I certainly understand what you mean by that part you called "confusing" (and which I don't find confusing at all). I am certainly not for a stickler attitude when it comes to grammar; by Arlene's standards, I take quite a bit of liberty with that. So yes, I am for some reform, or rule bending; and the question that you raise, "So where do we draw the line?" is a very good one. But the fact that it is a difficult question to articulate an answer for does not mean that we should forget about drawing the line, or not even consider moving it in the first place. And I think a similar situation exists in many other matters where "drawing the line" is difficult to articulate. Ethical matters are one great example, and that's why we have the law, and that's why the law is so complicated, and why there are people whose job it is to interpret that language drawing the line and who get paid obscenely for it. Yes, the law doesn't always overlap with ethics (the "line"), and that is why it is constantly revised. But the whole fuss doesn't mean that we don't need the law.
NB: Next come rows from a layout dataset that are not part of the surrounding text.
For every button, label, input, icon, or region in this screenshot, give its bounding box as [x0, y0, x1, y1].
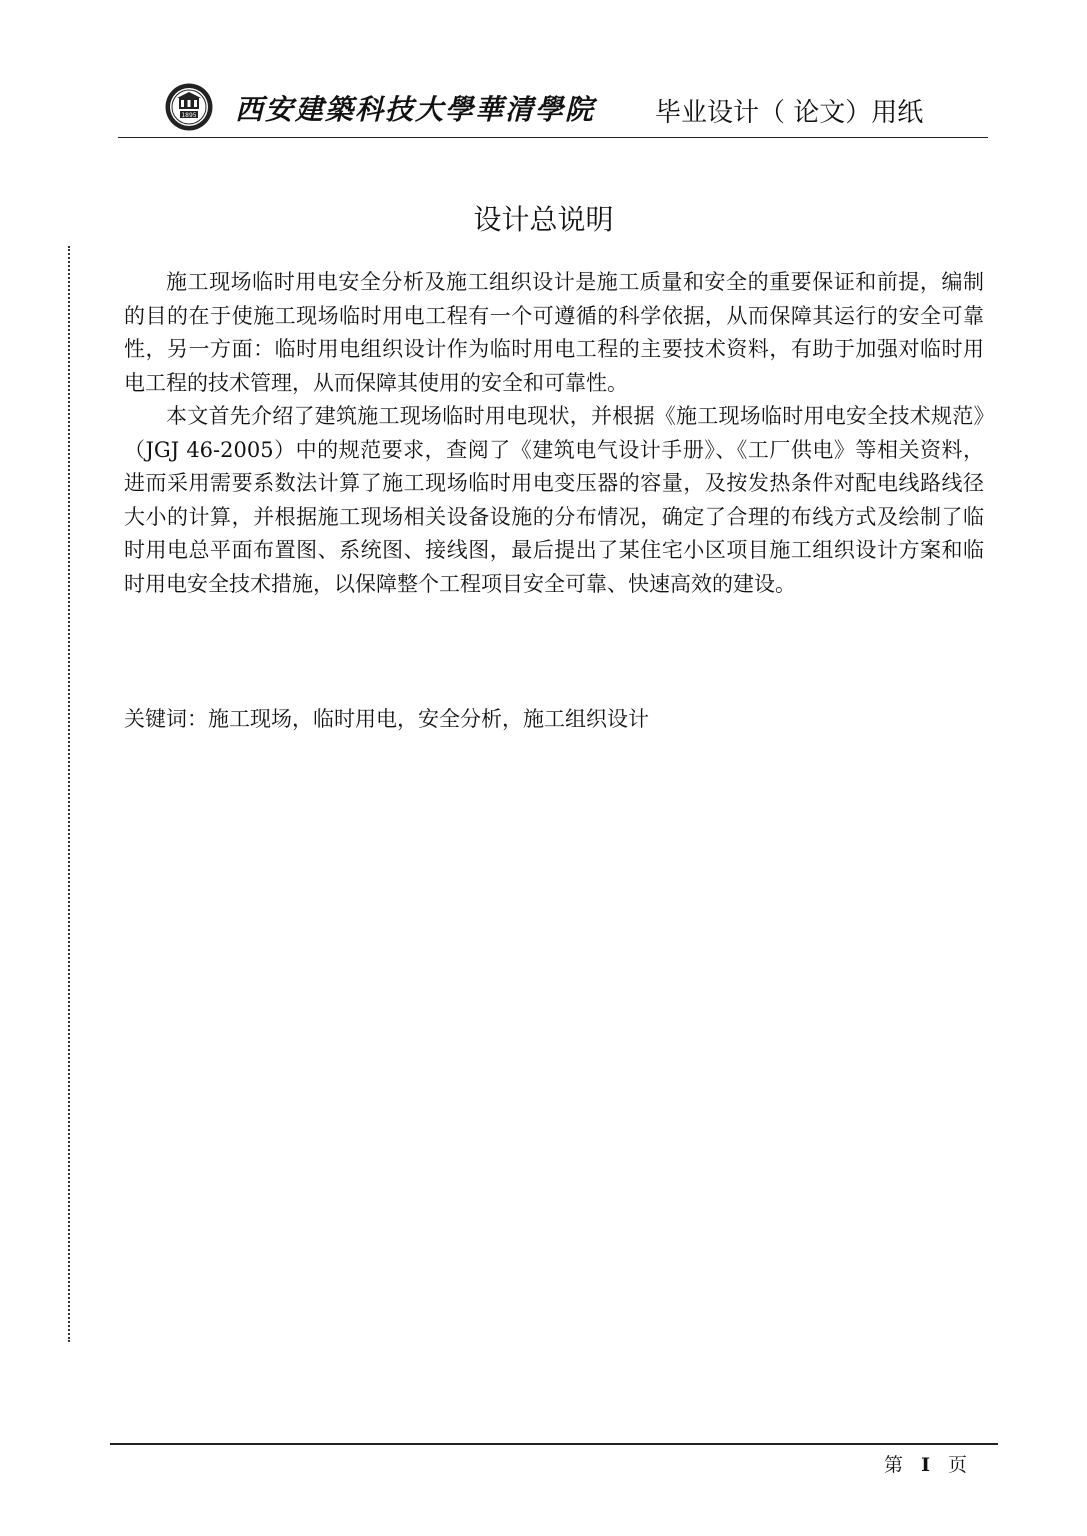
page-prefix: 第 [884, 1454, 904, 1476]
footer-divider [110, 1443, 998, 1445]
university-seal-icon [164, 82, 214, 132]
header-divider [118, 137, 988, 138]
keywords-label: 关键词： [124, 707, 208, 731]
document-body [124, 266, 984, 601]
school-name: 西安建築科技大學華清學院 [235, 93, 596, 126]
binding-dotted-line [68, 246, 70, 1342]
body-paragraph: 本文首先介绍了建筑施工现场临时用电现状，并根据《施工现场临时用电安全技术规范》（JGJ 46-2005）中的规范要求，查阅了《建筑电气设计手册》、《工厂供电》等相关资料，进而采用需要系数法计算了施工现场临时用电变压器的容量，及按发热条件对配电线路线径大小的计算，并根据施工现场相关设备设施的分布情况，确定了合理的布线方式及绘制了临时用电总平面布置图、系统图、接线图，最后提出了某住宅小区项目施工组织设计方案和临时用电安全技术措施，以保障整个工程项目安全可靠、快速高效的建设。 [124, 404, 984, 596]
page-suffix: 页 [948, 1454, 968, 1476]
paper-title: 毕业设计（ 论文）用纸 [655, 98, 924, 128]
keywords-line [124, 704, 649, 734]
page-number [884, 1450, 967, 1477]
page-number-value: I [921, 1454, 930, 1476]
page-header [120, 78, 988, 138]
body-paragraph: 施工现场临时用电安全分析及施工组织设计是施工质量和安全的重要保证和前提，编制的目的在于使施工现场临时用电工程有一个可遵循的科学依据，从而保障其运行的安全可靠性，另一方面：临时用电组织设计作为临时用电工程的主要技术资料，有助于加强对临时用电工程的技术管理，从而保障其使用的安全和可靠性。 [124, 270, 984, 395]
document-title: 设计总说明 [473, 203, 614, 236]
keywords-value: 施工现场，临时用电，安全分析，施工组织设计 [208, 707, 649, 731]
svg-text:1895: 1895 [181, 112, 197, 119]
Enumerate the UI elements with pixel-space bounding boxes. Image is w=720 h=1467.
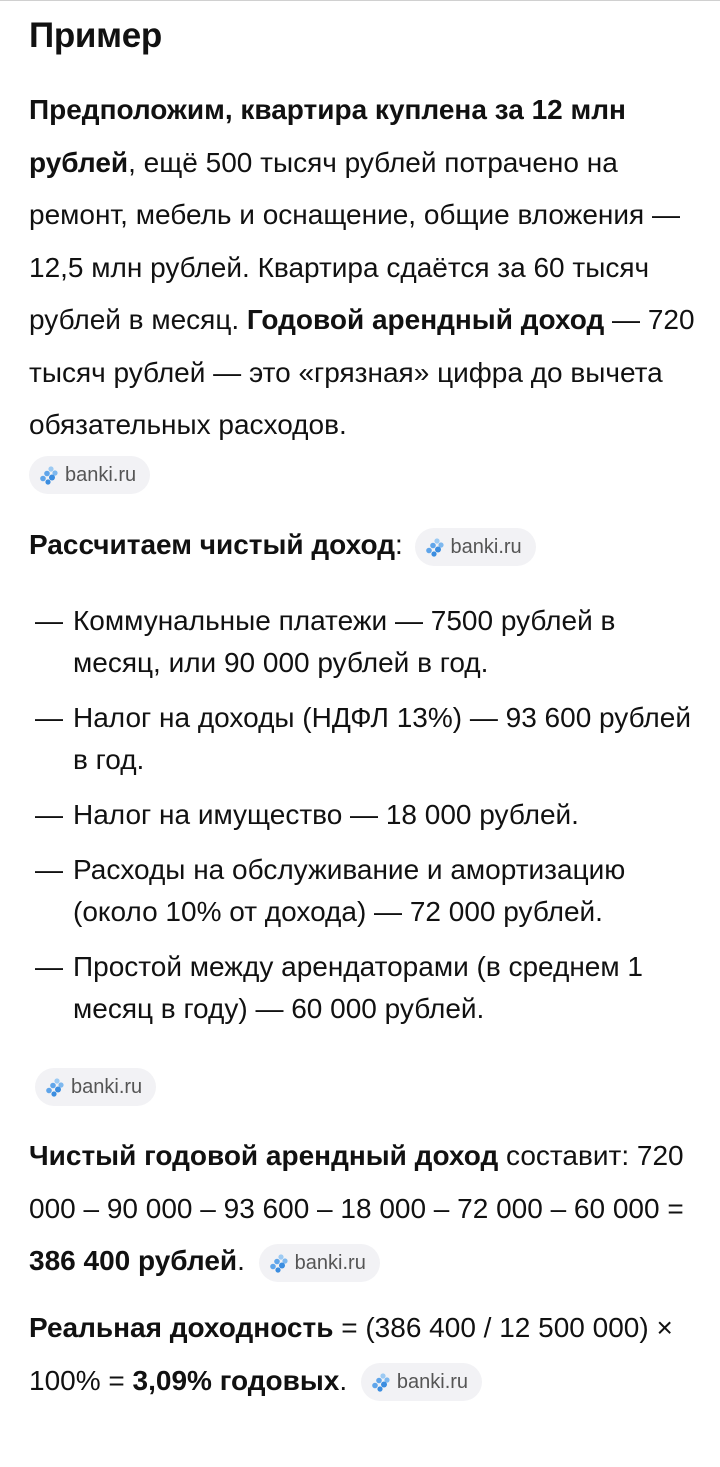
- source-chip-label: banki.ru: [294, 1251, 366, 1274]
- banki-logo-icon: [369, 1371, 391, 1393]
- dash-marker: —: [35, 951, 63, 982]
- dash-marker: —: [35, 799, 63, 830]
- source-chip-label: banki.ru: [65, 464, 137, 486]
- intro-bold-purchase: Предположим, квартира куплена за 12 млн рублей: [29, 94, 626, 178]
- intro-text-gross: — 720 тысяч рублей — это «грязная» цифра до вычета обязательных расходов.: [29, 304, 695, 440]
- calc-intro-bold: Рассчитаем чистый доход: [29, 529, 395, 560]
- calc-intro: [29, 519, 699, 572]
- list-item: [29, 794, 699, 836]
- calc-intro-colon: :: [394, 529, 403, 560]
- list-item-text: Налог на доходы (НДФЛ 13%) — 93 600 рублей в год.: [73, 702, 691, 775]
- dash-marker: —: [35, 605, 63, 636]
- real-yield-result: 3,09% годовых: [132, 1364, 340, 1396]
- list-item-text: Коммунальные платежи — 7500 рублей в месяц, или 90 000 рублей в год.: [73, 605, 616, 678]
- banki-logo-icon: [37, 464, 59, 486]
- list-item: [29, 697, 699, 781]
- list-item-text: Налог на имущество — 18 000 рублей.: [73, 799, 579, 830]
- intro-bold-annual-income: Годовой арендный доход: [246, 304, 605, 335]
- dash-marker: —: [35, 854, 63, 885]
- list-item-text: Расходы на обслуживание и амортизацию (около 10% от дохода) — 72 000 рублей.: [73, 854, 626, 927]
- intro-paragraph: [29, 84, 699, 452]
- source-chip[interactable]: [35, 1068, 156, 1106]
- banki-logo-icon: [43, 1076, 65, 1098]
- intro-text-investment: , ещё 500 тысяч рублей потрачено на ремонт, мебель и оснащение, общие вложения — 12,5 млн рублей. Квартира сдаётся за 60 тысяч рублей в месяц.: [29, 146, 680, 335]
- list-item: [29, 946, 699, 1030]
- source-chip[interactable]: [361, 1363, 482, 1401]
- net-income-bold: Чистый годовой арендный доход: [29, 1140, 499, 1171]
- source-chip[interactable]: [259, 1244, 380, 1282]
- source-chip-label: banki.ru: [396, 1371, 469, 1394]
- list-item: [29, 849, 699, 933]
- net-income-paragraph: [29, 1130, 699, 1288]
- real-yield-paragraph: [29, 1302, 699, 1407]
- section-heading: Пример: [29, 16, 162, 55]
- dash-marker: —: [35, 702, 63, 733]
- net-income-result: 386 400 рублей: [29, 1245, 238, 1276]
- banki-logo-icon: [267, 1252, 289, 1274]
- list-item: [29, 600, 699, 684]
- real-yield-formula: = (386 400 / 12 500 000) × 100% =: [29, 1312, 673, 1396]
- top-divider: [0, 0, 720, 1]
- source-chip[interactable]: [29, 456, 150, 494]
- net-income-formula: составит: 720 000 – 90 000 – 93 600 – 18 000 – 72 000 – 60 000 =: [29, 1140, 684, 1224]
- source-chip-label: banki.ru: [71, 1076, 143, 1098]
- expense-list: [29, 600, 699, 1043]
- list-item-text: Простой между арендаторами (в среднем 1 месяц в году) — 60 000 рублей.: [73, 951, 643, 1024]
- source-chip[interactable]: [415, 528, 536, 566]
- net-income-period: .: [237, 1245, 245, 1276]
- real-yield-period: .: [339, 1364, 348, 1396]
- banki-logo-icon: [423, 536, 445, 558]
- real-yield-bold: Реальная доходность: [29, 1312, 334, 1343]
- source-chip-label: banki.ru: [450, 535, 522, 558]
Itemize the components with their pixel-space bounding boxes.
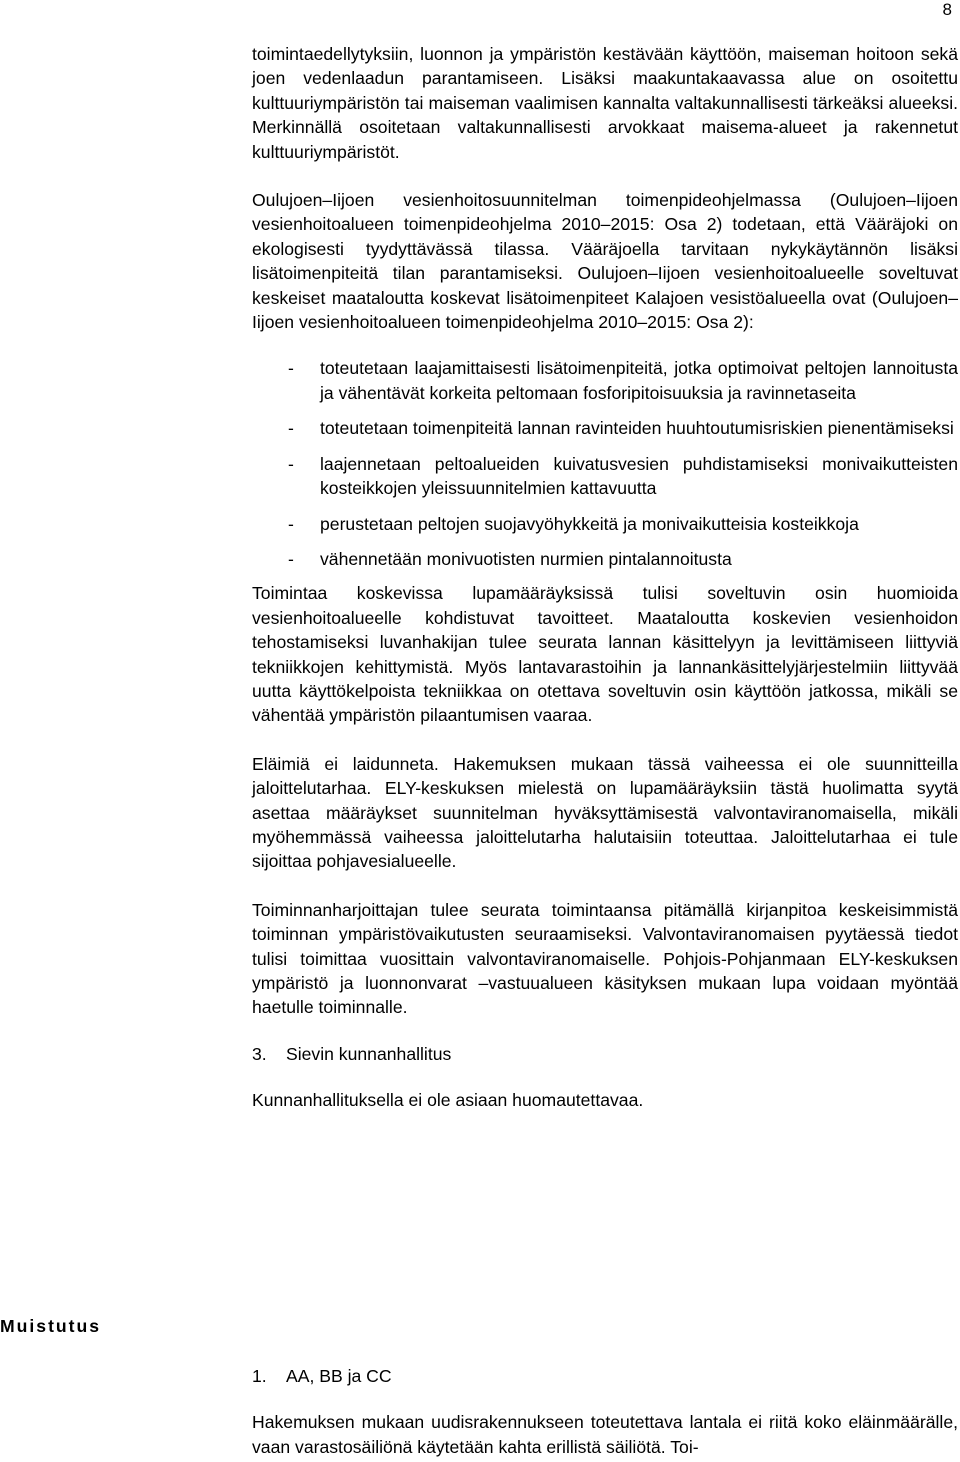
list-item-text: toteutetaan toimenpiteitä lannan ravinteiden huuhtoutumisriskien pienentämiseksi bbox=[320, 418, 954, 439]
list-item bbox=[252, 416, 958, 440]
list-item-text: perustetaan peltojen suojavyöhykkeitä ja monivaikutteisia kosteikkoja bbox=[320, 513, 859, 534]
list-item-text: laajennetaan peltoalueiden kuivatusvesien puhdistamiseksi monivaikutteisten kosteikkojen yleissuunnitelmien kattavuutta bbox=[320, 453, 958, 499]
paragraph-landscape: toimintaedellytyksiin, luonnon ja ympäristön kestävään käyttöön, maiseman hoitoon sekä joen vedenlaadun parantamiseen. Lisäksi maakuntakaavassa alue on osoitettu kulttuuriympäristön tai maiseman vaalimisen kannalta valtakunnallisesti tärkeäksi alueeksi. Merkinnällä osoitetaan valtakunnallisesti arvokkaat maisema-alueet ja rakennetut kulttuuriympäristöt. bbox=[252, 44, 958, 162]
page-number: 8 bbox=[942, 0, 952, 19]
list-item-text: vähennetään monivuotisten nurmien pintalannoitusta bbox=[320, 548, 732, 569]
document-body-lower bbox=[252, 1364, 958, 1459]
list-dash: - bbox=[288, 418, 294, 439]
paragraph-grazing: Eläimiä ei laidunneta. Hakemuksen mukaan tässä vaiheessa ei ole suunnitteilla jaloittelutarhaa. ELY-keskuksen mielestä on lupamääräyksiin tästä huolimatta syytä asettaa määräykset suunnitelman hyväksyttämisestä valvontaviranomaisella, mikäli myöhemmässä vaiheessa jaloittelutarha halutaisiin toteuttaa. Jaloittelutarhaa ei tule sijoittaa pohjavesialueelle. bbox=[252, 753, 958, 872]
list-dash: - bbox=[288, 513, 294, 534]
section-3-heading bbox=[252, 1042, 958, 1066]
list-dash: - bbox=[288, 453, 294, 474]
list-item bbox=[252, 547, 958, 571]
paragraph-monitoring: Toiminnanharjoittajan tulee seurata toimintaansa pitämällä kirjanpitoa keskeisimmistä toiminnan ympäristövaikutusten seuraamiseksi. Valvontaviranomaisen pyytäessä tiedot tulisi toimittaa vuosittain valvontaviranomaiselle. Pohjois-Pohjanmaan ELY-keskuksen ympäristö ja luonnonvarat –vastuualueen käsityksen mukaan lupa voidaan myöntää haetulle toiminnalle. bbox=[252, 899, 958, 1018]
list-dash: - bbox=[288, 548, 294, 569]
list-item bbox=[252, 512, 958, 536]
document-body bbox=[252, 42, 958, 1113]
side-heading-muistutus: Muistutus bbox=[0, 1316, 102, 1336]
section-1-heading bbox=[252, 1364, 958, 1388]
list-dash: - bbox=[288, 358, 294, 379]
section-1-title: AA, BB ja CC bbox=[286, 1366, 392, 1386]
paragraph-water-management: Oulujoen–Iijoen vesienhoitosuunnitelman toimenpideohjelmassa (Oulujoen–Iijoen vesienhoitoalueen toimenpideohjelma 2010–2015: Osa 2) todetaan, että Vääräjoki on ekologisesti tyydyttävässä tilassa. Vääräjoella tarvitaan nykykäytännön lisäksi lisätoimenpiteitä tilan parantamiseksi. Oulujoen–Iijoen vesienhoitoalueelle soveltuvat keskeiset maataloutta koskevat lisätoimenpiteet Kalajoen vesistöalueella ovat (Oulujoen–Iijoen vesienhoitoalueen toimenpideohjelma 2010–2015: Osa 2): bbox=[252, 190, 958, 333]
section-3-number: 3. bbox=[252, 1043, 267, 1064]
list-item-text: toteutetaan laajamittaisesti lisätoimenpiteitä, jotka optimoivat peltojen lannoitusta ja vähentävät korkeita peltomaan fosforipitoisuuksia ja ravinnetaseita bbox=[320, 358, 958, 403]
section-1-text: Hakemuksen mukaan uudisrakennukseen toteutettava lantala ei riitä koko eläinmäärälle, vaan varastosäiliönä käytetään kahta erillistä säiliötä. Toi- bbox=[252, 1412, 958, 1457]
measures-list bbox=[252, 356, 958, 571]
section-3-text: Kunnanhallituksella ei ole asiaan huomautettavaa. bbox=[252, 1090, 644, 1111]
section-1-number: 1. bbox=[252, 1366, 267, 1386]
section-3-title: Sievin kunnanhallitus bbox=[286, 1043, 452, 1064]
list-item bbox=[252, 452, 958, 501]
list-item bbox=[252, 356, 958, 405]
paragraph-permit-conditions: Toimintaa koskevissa lupamääräyksissä tulisi soveltuvin osin huomioida vesienhoitoalueelle kohdistuvat tavoitteet. Maataloutta koskevien vesienhoidon tehostamiseksi luvanhakijan tulee seurata lannan käsittelyyn ja levittämiseen liittyviä tekniikkojen kehittymistä. Myös lantavarastoihin ja lannankäsittelyjärjestelmiin liittyvää uutta käyttökelpoista tekniikkaa on otettava soveltuvin osin käyttöön jatkossa, mikäli se vähentää ympäristön pilaantumisen vaaraa. bbox=[252, 583, 958, 726]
Similarly, I just think it is a better use of time and effort--to borrow your excellent reference to the Marxian idea of effort equals value--to have that go into the content of the poetry rather than its form. I am certainly not the first to articulate that argument, and I am sure there must be a name for this position somewhere where it is better articulated. In any case, I think the wonderful poem you sent me makes all these points more eloquently. (By the way, did I ever tell you I recently bought the soundtrack to that Cohen movie we saw from iTunes; it is much better to listen to than watch!) I think this poem has a much better example of a mature eroticism that I much prefer to Hardy's, and I love how for Cohen there is no affect to the dividing of the stanzas, how the stanzas follow the idea, they stop where you expect them to stop, without artifice, because they don't need it. They are perfectly capable to stand well on their own, in their simplicity, in the brazen symmetry of the ideas (because it does not fear coming so close to the cliche), and in their immediacy and accessibility. (I loved that part "better than my mother / is your mother / who is still alive / while mine is not alive / but what am I saying! / forgive me mother"!) By the way, what did you think of that Carolyne Forche poem I sent you?